Filmmaker Alexandra Pelosi’s HBO documentary “Friends of God,” which premieres tonight, promises a behind-the-scenes look at the “broad tent” that is evangelicalism in this country, but instead, the film simply follows the same unimaginative formula of other documentaries, like “Jesus Camp.” The formula goes like this: After stating that you are going to provide a thoughtful and fair-minded look at the millions of Christians in the U.S., you show extensive footage of Ted Haggard and Jerry Falwell interwined with interviews with Southerners who have various Jesus slogans on their vehicles and t-shirts and who homeschool their children. For good measure, in case anyone misses your point, you make sure you edit your film footage to show these people in the most unattractive way possible.
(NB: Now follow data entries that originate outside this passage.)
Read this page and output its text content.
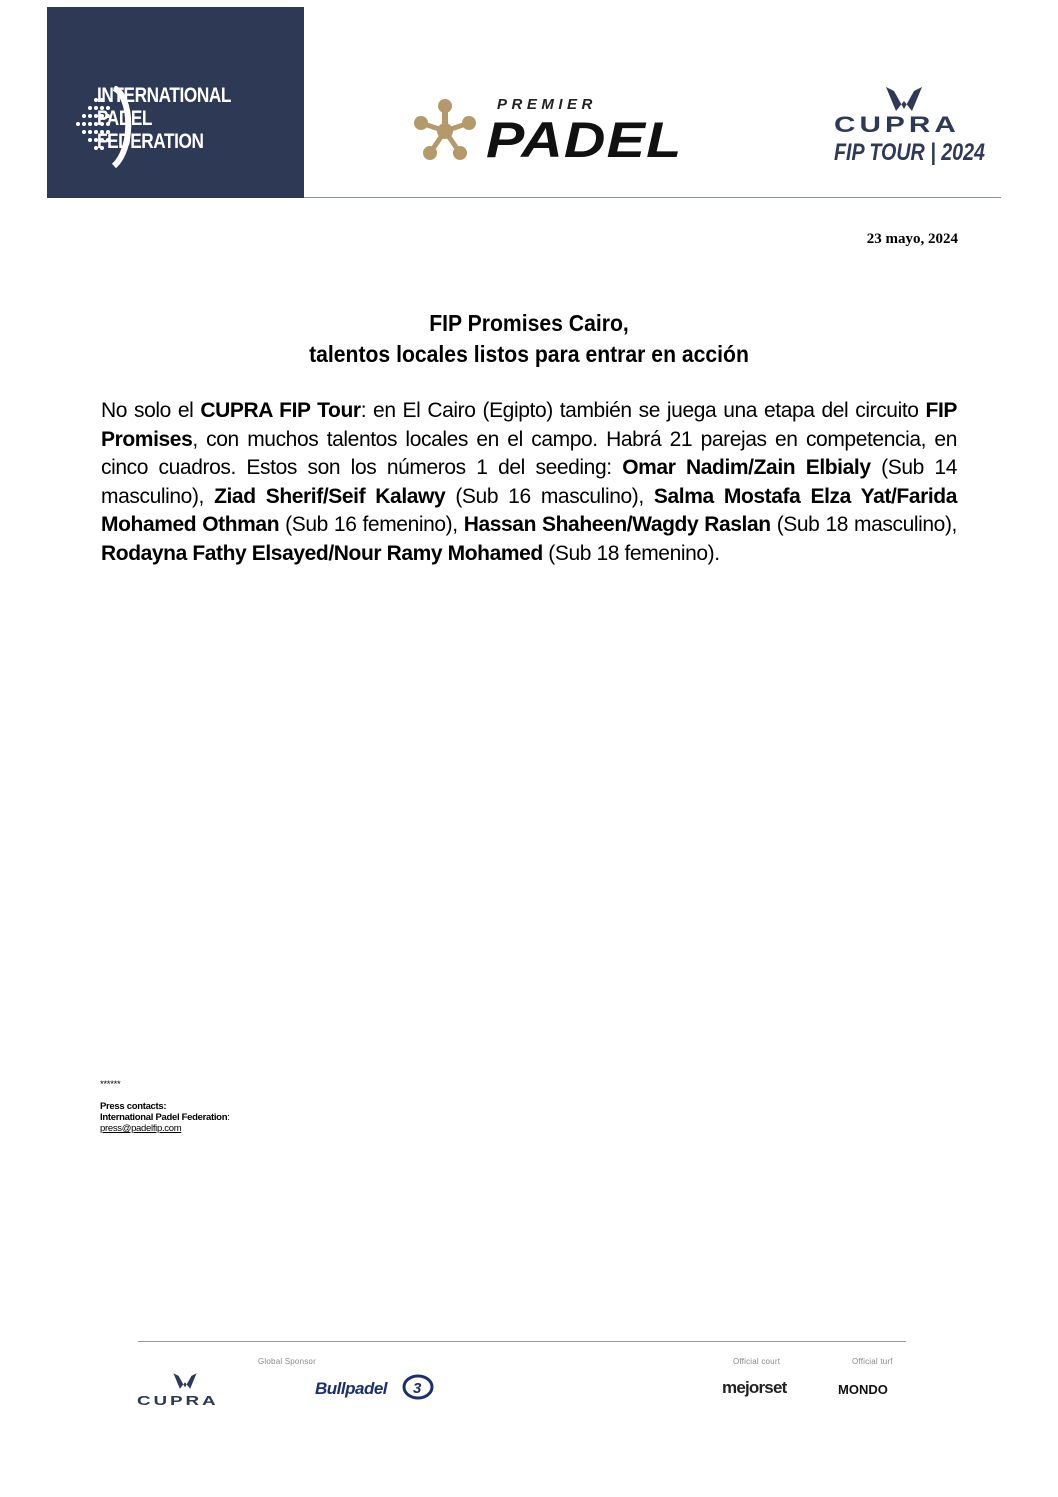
INTERNATIONAL
PADEL
FEDERATION
PREMIER
PADEL	CUPRA
FIP TOUR | 2024
23 mayo, 2024
FIP Promises Cairo,
talentos locales listos para entrar en acción
No solo el CUPRA FIP Tour: en El Cairo (Egipto) también se juega una etapa del circuito FIP Promises, con muchos talentos locales en el campo. Habrá 21 parejas en competencia, en cinco cuadros. Estos son los números 1 del seeding: Omar Nadim/Zain Elbialy (Sub 14 masculino), Ziad Sherif/Seif Kalawy (Sub 16 masculino), Salma Mostafa Elza Yat/Farida Mohamed Othman (Sub 16 femenino), Hassan Shaheen/Wagdy Raslan (Sub 18 masculino), Rodayna Fathy Elsayed/Nour Ramy Mohamed (Sub 18 femenino).
******
Press contacts:
International Padel Federation:
press@padelfip.com
CUPRA
Global Sponsor
Bullpadel 3
Official court
mejorset
Official turf
MONDO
Such a static treatment of Christians is frustrating, but it is not even remotely the most annoying part of this documentary. Even if I give Pelosi (daughter of Speaker of the House Nancy Pelosi) the benefit of the doubt and assume that more moderate, socially-conscious evangelicals like Jim Wallis, Rick Warren, or Rob Bell were wisely unavailable for comment, that doesn’t excuse Pelosi’s simplistic interviewing skills. “Friends of God” doesn’t give any insight into Christianity in our culture, but it sure does give us a good glimpse at Pelosi’s lack of professionalism as a journalist.

When she attends a church service in Texas, she approaches three young men in amazement, asking them what a group of “swingers” like them are doing in a church on a Saturday night. That’s the extent of the interview, but then she moves on to chatting with motivatinal speaker/pastor Joel Osteen. She asks Olsteen in mock astonishment how he could possibly fill a stadium with Christians. And that’s as far as that interview goes.

But then there is the most uncomfortable moment of the show, when she talks with Ted Haggard–who had not yet been enmeshed in his very-public sex scandal–about sex. He and a few of his parishoners tell her that evangelicals actually have better sex lives than other people–and she giggles, saying she had no idea she was with a such a group of “studs.” In between listening to all of these fascinating soundbytes, I tried counting how many times Pelosi says in sarcastic bemusement, “Wow, we don’t have that in New York” whenever she is talking to a Christian or looking at a Jesus slogan on a billboard, but I eventually lost track.

But just in case any Idol Chatter readers think I am responding to one bias with a bias of my own, the national trade paper Variety also criticizes the way Pelosi treats her subject matter, saying she displays “thinly veiled condescension” of Christians. The Variety article goes on to wisely suggest it is foolish to lump all evangelicals into one mold and to assume there is no common ground. Variety defending Christians against a New York liberal? Now that’s what I call progress.